Furthermore, the treatment criterion gives the hospitals such a wide margin of appreciation to decide coercive measures that the possibility for arbitrary deprivation of liberty is too great. The courts will seldom set the opinion of the psychiatrists/clinical psychologists aside, because the psychiatrists/clinical psychologists are presupposed to be the most competent to consider these questions.

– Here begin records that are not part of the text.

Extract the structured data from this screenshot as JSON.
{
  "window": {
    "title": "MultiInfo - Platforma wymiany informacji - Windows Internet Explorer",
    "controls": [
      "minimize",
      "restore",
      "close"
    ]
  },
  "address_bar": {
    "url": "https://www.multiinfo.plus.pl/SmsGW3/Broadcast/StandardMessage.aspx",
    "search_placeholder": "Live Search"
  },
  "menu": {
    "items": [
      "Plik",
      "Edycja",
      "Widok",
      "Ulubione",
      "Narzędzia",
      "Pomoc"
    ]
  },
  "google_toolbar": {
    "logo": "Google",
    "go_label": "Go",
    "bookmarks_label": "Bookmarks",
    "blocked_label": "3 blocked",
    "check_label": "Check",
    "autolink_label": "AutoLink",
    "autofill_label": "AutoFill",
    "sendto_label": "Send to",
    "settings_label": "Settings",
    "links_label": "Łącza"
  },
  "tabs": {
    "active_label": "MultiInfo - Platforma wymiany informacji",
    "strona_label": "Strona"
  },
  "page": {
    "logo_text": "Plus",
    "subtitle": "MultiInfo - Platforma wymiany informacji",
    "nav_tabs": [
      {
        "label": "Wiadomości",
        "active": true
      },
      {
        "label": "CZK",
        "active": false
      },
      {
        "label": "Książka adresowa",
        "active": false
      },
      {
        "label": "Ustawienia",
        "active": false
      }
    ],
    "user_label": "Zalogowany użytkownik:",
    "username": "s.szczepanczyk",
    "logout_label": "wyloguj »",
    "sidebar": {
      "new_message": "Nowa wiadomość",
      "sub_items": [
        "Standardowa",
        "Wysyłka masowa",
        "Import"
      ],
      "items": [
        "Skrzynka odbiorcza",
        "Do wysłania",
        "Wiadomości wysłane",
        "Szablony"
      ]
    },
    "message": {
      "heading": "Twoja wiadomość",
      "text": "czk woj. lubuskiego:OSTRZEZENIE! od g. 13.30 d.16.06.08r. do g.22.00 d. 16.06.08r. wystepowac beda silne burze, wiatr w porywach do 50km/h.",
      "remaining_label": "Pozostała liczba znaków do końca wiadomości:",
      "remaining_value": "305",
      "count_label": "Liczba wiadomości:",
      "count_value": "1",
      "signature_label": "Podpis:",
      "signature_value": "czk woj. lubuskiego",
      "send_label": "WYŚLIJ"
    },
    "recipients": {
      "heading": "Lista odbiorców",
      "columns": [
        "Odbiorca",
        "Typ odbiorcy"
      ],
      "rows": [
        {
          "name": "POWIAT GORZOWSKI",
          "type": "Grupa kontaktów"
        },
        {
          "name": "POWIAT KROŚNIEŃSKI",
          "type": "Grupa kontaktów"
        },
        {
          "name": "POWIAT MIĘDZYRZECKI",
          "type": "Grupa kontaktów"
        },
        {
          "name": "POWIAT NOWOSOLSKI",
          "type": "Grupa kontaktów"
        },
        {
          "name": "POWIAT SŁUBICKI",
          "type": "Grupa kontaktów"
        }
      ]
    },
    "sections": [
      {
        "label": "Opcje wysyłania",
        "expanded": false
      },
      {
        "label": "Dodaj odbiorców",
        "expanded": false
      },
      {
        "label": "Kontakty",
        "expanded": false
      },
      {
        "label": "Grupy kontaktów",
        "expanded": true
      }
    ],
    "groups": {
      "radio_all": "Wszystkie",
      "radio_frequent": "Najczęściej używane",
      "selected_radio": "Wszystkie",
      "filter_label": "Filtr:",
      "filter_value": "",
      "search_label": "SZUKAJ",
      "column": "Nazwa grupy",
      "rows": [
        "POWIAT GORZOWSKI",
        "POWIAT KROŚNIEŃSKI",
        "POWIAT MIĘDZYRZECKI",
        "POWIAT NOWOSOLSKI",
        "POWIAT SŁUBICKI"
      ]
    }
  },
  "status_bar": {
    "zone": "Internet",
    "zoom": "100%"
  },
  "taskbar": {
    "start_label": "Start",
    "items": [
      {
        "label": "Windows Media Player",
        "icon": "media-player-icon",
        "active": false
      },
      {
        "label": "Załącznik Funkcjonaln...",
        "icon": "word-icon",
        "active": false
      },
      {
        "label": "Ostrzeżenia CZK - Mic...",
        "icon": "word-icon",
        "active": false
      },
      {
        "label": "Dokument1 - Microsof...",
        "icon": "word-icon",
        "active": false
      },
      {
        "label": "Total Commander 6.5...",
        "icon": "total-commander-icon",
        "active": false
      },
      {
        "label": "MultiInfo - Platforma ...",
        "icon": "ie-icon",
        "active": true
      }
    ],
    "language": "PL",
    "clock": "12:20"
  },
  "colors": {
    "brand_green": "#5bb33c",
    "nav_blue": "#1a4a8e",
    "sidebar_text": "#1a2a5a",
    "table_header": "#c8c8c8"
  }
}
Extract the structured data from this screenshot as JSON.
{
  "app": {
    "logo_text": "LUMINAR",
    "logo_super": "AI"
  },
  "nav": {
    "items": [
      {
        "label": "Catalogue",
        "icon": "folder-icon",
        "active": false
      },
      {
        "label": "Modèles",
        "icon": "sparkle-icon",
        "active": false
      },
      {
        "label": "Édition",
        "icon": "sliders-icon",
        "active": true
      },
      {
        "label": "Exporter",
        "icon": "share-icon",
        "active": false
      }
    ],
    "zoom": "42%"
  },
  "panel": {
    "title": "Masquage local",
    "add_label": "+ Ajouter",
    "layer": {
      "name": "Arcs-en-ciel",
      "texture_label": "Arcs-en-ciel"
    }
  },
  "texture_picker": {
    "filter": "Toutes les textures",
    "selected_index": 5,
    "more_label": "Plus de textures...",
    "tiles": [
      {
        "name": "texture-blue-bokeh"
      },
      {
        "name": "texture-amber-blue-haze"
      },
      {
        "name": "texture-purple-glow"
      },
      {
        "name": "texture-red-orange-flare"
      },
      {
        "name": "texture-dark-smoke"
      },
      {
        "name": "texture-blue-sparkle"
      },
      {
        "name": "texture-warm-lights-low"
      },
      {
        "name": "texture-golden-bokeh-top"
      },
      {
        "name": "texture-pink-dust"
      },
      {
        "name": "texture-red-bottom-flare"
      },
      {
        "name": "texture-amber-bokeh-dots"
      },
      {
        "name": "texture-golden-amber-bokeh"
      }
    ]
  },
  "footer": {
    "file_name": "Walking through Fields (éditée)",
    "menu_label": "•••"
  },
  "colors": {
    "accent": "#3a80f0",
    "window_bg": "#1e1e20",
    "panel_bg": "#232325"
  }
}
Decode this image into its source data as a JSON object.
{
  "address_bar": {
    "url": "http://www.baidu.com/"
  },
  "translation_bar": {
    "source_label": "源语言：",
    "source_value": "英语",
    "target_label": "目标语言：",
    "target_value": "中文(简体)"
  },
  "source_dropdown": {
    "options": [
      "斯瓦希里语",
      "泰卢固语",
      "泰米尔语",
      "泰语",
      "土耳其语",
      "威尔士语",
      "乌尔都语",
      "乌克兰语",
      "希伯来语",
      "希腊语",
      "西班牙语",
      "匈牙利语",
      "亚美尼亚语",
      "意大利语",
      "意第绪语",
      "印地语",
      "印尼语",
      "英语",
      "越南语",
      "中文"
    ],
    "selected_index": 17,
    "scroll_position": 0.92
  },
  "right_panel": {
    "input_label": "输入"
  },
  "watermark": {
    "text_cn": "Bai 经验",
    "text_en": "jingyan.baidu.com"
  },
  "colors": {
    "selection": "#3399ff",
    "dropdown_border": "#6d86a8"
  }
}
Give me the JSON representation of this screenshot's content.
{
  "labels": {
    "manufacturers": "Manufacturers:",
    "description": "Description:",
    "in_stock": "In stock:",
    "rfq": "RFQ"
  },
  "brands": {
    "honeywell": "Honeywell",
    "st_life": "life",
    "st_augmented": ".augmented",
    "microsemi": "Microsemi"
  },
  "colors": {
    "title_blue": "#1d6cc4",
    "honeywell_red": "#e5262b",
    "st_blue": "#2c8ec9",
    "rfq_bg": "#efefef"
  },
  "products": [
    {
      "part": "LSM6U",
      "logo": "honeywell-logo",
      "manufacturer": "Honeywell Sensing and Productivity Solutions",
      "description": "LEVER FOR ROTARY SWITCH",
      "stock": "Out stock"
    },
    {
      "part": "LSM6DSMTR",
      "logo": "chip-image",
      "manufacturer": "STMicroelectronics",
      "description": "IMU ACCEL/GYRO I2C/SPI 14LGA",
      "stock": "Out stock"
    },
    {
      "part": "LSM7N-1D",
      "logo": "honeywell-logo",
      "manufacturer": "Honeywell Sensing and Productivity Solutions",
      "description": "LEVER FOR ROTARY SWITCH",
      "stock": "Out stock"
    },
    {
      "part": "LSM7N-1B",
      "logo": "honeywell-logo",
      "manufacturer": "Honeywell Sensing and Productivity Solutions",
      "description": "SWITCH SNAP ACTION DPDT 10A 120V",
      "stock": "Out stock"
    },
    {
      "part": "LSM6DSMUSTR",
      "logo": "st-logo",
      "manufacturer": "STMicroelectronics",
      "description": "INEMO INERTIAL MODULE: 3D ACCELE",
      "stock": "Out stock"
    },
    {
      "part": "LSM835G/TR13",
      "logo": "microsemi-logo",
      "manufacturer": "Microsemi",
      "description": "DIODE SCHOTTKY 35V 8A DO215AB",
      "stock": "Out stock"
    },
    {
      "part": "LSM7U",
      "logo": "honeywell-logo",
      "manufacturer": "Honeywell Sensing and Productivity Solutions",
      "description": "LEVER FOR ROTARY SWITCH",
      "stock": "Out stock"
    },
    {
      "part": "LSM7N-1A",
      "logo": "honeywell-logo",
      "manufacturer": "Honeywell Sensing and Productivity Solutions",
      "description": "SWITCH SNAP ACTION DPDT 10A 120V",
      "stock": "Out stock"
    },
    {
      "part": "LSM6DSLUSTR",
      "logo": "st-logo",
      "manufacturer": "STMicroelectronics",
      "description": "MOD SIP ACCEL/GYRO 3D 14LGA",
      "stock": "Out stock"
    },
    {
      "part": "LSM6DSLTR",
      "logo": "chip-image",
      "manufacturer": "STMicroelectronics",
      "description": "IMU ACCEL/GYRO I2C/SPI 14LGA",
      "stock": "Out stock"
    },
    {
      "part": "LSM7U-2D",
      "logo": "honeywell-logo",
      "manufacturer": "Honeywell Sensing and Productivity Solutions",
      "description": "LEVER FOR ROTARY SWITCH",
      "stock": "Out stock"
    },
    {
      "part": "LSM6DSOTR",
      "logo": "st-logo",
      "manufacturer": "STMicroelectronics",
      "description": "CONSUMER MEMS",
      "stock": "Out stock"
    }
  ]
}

We consider that it is possible to help people as those described above without coercive measures, for instance with voluntary psychotherapy, a place to live, help with personal hygiene and social interaction. Even if such voluntary measures do not help, this does not justify involuntary hospitalization if the patient is not dangerous to himself or others. Abnormal or bizarre behaviour must be tolerated as long as it does not constitute a threat to others.
We hold that the use of coercive measures such as involuntary hospitalization is not necessary, because of the lack of documentation that it will help, because of the risks of damage to the patient, and because of the wide margin of appreciation afforded to the psychiatrists and lack of foreseeability for the citizens to know what kind of behaviour is accepted in society. The use of coercive measures are attempts to change the persons' personality and thus an interference with their right to private life, freedom of thought and religion, to hold opinions and the freedom of expression. This raises therefore also the issue of compatibility with ICCPR Articles 17, 18 and 19.